Speaking after a meeting with Japanese counterpart Taro Kono, Sergei Lavrov said: "If the British government continues taking some anti-Russian measures, we will hit back under the principle of reciprocity."

Mr Lavrov urged the British government to "respond calmly" over the attack.

"Overall, there is no doubt that the British leadership has knowingly chosen to undermine the British-Russian relationship," said the minister.

Russian President Vladimir Putin has dismissed allegations of Moscow's responsibility as "nonsense". But on Wednesday, British Foreign Secretary Boris Johnson said the trail of responsibility over the attack “inexorably leads back to the Kremlin”.

Britain reacted to the attack by expelling 23 Russian diplomats and their families - around 80 people in total - and has also cut off high-level contacts.

A spokesman for Mrs May said London was "actively considering" other measures.

On Tuesday, the head of the OPCW chemical watchdog said it would take two to three weeks to complete laboratory analysis of samples taken from the poisoning.

The affair has further damaged Russia's already shaky relations with many Western countries.

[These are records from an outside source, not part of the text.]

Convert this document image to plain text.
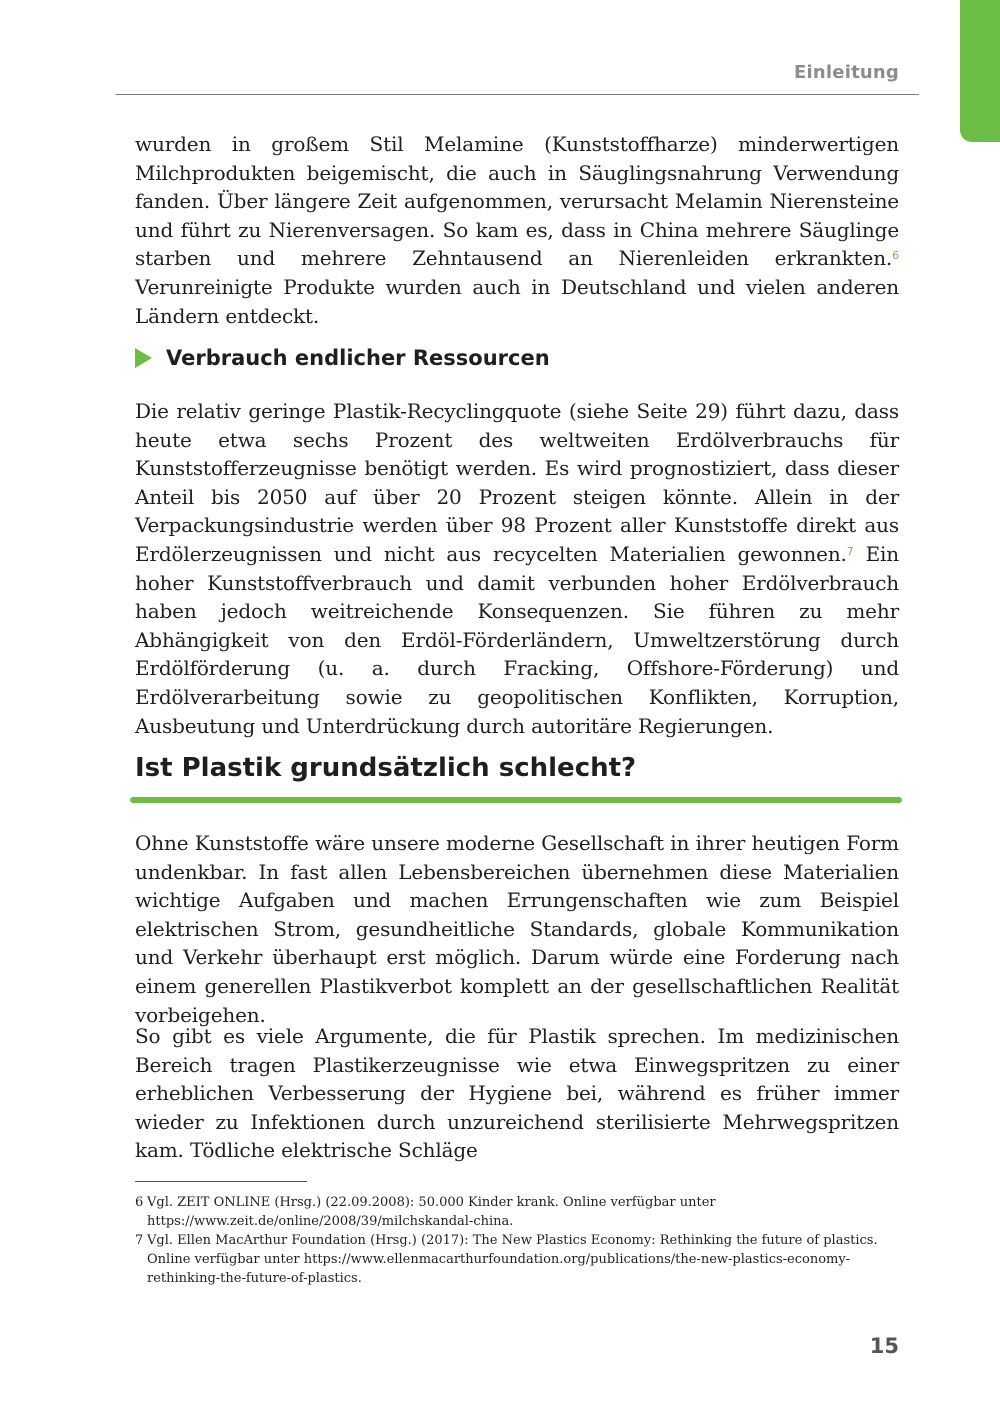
Einleitung

wurden in großem Stil Melamine (Kunststoffharze) minderwertigen Milchprodukten beigemischt, die auch in Säuglingsnahrung Verwendung fanden. Über längere Zeit aufgenommen, verursacht Melamin Nierensteine und führt zu Nierenversagen. So kam es, dass in China mehrere Säuglinge starben und mehrere Zehntausend an Nierenleiden erkrankten.$^6$ Verunreinigte Produkte wurden auch in Deutschland und vielen anderen Ländern entdeckt.

Verbrauch endlicher Ressourcen

Die relativ geringe Plastik-Recyclingquote (siehe Seite 29) führt dazu, dass heute etwa sechs Prozent des weltweiten Erdölverbrauchs für Kunststofferzeugnisse benötigt werden. Es wird prognostiziert, dass dieser Anteil bis 2050 auf über 20 Prozent steigen könnte. Allein in der Verpackungsindustrie werden über 98 Prozent aller Kunststoffe direkt aus Erdölerzeugnissen und nicht aus recycelten Materialien gewonnen.$^7$ Ein hoher Kunststoffverbrauch und damit verbunden hoher Erdölverbrauch haben jedoch weitreichende Konsequenzen. Sie führen zu mehr Abhängigkeit von den Erdöl-Förderländern, Umweltzerstörung durch Erdölförderung (u. a. durch Fracking, Offshore-Förderung) und Erdölverarbeitung sowie zu geopolitischen Konflikten, Korruption, Ausbeutung und Unterdrückung durch autoritäre Regierungen.

Ist Plastik grundsätzlich schlecht?

Ohne Kunststoffe wäre unsere moderne Gesellschaft in ihrer heutigen Form undenkbar. In fast allen Lebensbereichen übernehmen diese Materialien wichtige Aufgaben und machen Errungenschaften wie zum Beispiel elektrischen Strom, gesundheitliche Standards, globale Kommunikation und Verkehr überhaupt erst möglich. Darum würde eine Forderung nach einem generellen Plastikverbot komplett an der gesellschaftlichen Realität vorbeigehen.

So gibt es viele Argumente, die für Plastik sprechen. Im medizinischen Bereich tragen Plastikerzeugnisse wie etwa Einwegspritzen zu einer erheblichen Verbesserung der Hygiene bei, während es früher immer wieder zu Infektionen durch unzureichend sterilisierte Mehrwegspritzen kam. Tödliche elektrische Schläge

6 Vgl. ZEIT ONLINE (Hrsg.) (22.09.2008): 50.000 Kinder krank. Online verfügbar unter https://www.zeit.de/online/2008/39/milchskandal-china.
7 Vgl. Ellen MacArthur Foundation (Hrsg.) (2017): The New Plastics Economy: Rethinking the future of plastics. Online verfügbar unter https://www.ellenmacarthurfoundation.org/publications/the-new-plastics-economy-rethinking-the-future-of-plastics.
15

The EU has expressed its solidarity with Britain and leaders at a summit later this week will agree to "coordinate on the consequences" for Russia, according to a draft statement seen by AFP.

US defence secretary Jim Mattis suggested on Tuesday that Moscow's suspected involvement shows Russia has "chosen to be a strategic competitor".

However, President Donald Trump skipped the issue when congratulating Mr Putin on his re-election and proposed a summit in the "not-too-distant future".

Japanese prime minister Shinzo Abe voiced "outrage" over the attack in a call to Mrs May, according to her office.

Mr Skripal, 66, a former Russian officer who sold secrets to Britain and moved there in a 2010 spy swap, remains in a coma along with his 33-year-old daughter after they were found unconscious on a bench in Salisbury.